Speaking at the Gartner Security and Risk Management Summit in London, former government and GCHQ IT engineer Mike St John-Green said that while we need standards for organisations and the services they deliver, there is often too many.
In his talk titled 'Sufficient cyber security - how much is good enough?' he claimed that there needs to be an evolution of standards.
He said: “We don't know what is good enough in cyber security, but the current world of standards is complex and the world could do with a consolidation of standards. We need to form an industry model on where we need standards, what they need to look like and what to do with a simplified model.”
St John-Green said that the business model in security is one that incorporates products and services, and also organisations and people. He said that products should be bought as an enduring service and be seen as a commodity. Also with people, he said that organisations "need to know when people are good enough" and it "should be our goal to get market to report so good behaviour is rewarded and bad behaviour is penalised".
“A standard needs to be interpreted so that we end up with interoperability testing. For organisations, audit, but are we doing them? We've got questions on how we operate. Where do we need security standards? For products, services, organisations and people,” he said.
St John-Green later said that we are not in a place where there are too few standards, but that we have too many. He said: “The perspective I've gained is that the subject is baffling; there are too many models and this increases costs for organisations to abide by, so the last thing they need is a different framework. Small-to-medium enterprises (SMEs) also see this as a barrier for entry and they are not in a position to bring convergence either.
“What is desirable is converged headings. Risk management has a special place but I believe that an organisation can demonstrate that it is competent with risk management, but for SMEs it is a real problem and it is very expensive. We need to develop a different approach with prescriptive practise. If one goes down this path, there is a high jump with minimum gap.”
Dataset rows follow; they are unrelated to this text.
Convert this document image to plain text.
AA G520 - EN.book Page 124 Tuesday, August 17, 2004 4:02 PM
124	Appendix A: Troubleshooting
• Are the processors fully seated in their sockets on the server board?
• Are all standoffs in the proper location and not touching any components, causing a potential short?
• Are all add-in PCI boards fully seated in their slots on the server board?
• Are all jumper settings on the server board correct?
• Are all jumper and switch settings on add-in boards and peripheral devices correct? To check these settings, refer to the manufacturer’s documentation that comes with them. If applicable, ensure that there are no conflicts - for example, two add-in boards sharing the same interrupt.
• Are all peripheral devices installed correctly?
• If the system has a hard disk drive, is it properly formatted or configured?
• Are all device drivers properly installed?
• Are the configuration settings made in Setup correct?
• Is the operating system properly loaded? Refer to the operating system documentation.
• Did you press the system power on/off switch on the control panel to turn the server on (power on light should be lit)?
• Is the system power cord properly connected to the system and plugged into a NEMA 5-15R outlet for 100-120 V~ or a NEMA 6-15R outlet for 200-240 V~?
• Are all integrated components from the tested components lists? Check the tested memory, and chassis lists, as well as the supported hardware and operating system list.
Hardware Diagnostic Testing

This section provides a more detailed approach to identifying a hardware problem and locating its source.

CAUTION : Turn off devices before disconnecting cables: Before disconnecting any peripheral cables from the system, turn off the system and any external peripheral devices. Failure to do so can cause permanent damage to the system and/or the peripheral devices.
He concluded his talk by saying that he had an issue with 'one size fits all', as the industry could do well to have profiles and a risk profile to which parts of controls apply to a particular sector.
“I believe better understanding will improve our hygiene and in absence of demand, the security market has not developed as it should have. We know what good enough looks like but we don't know how to determine good enough, there is an argument for being told what to do though,” he said.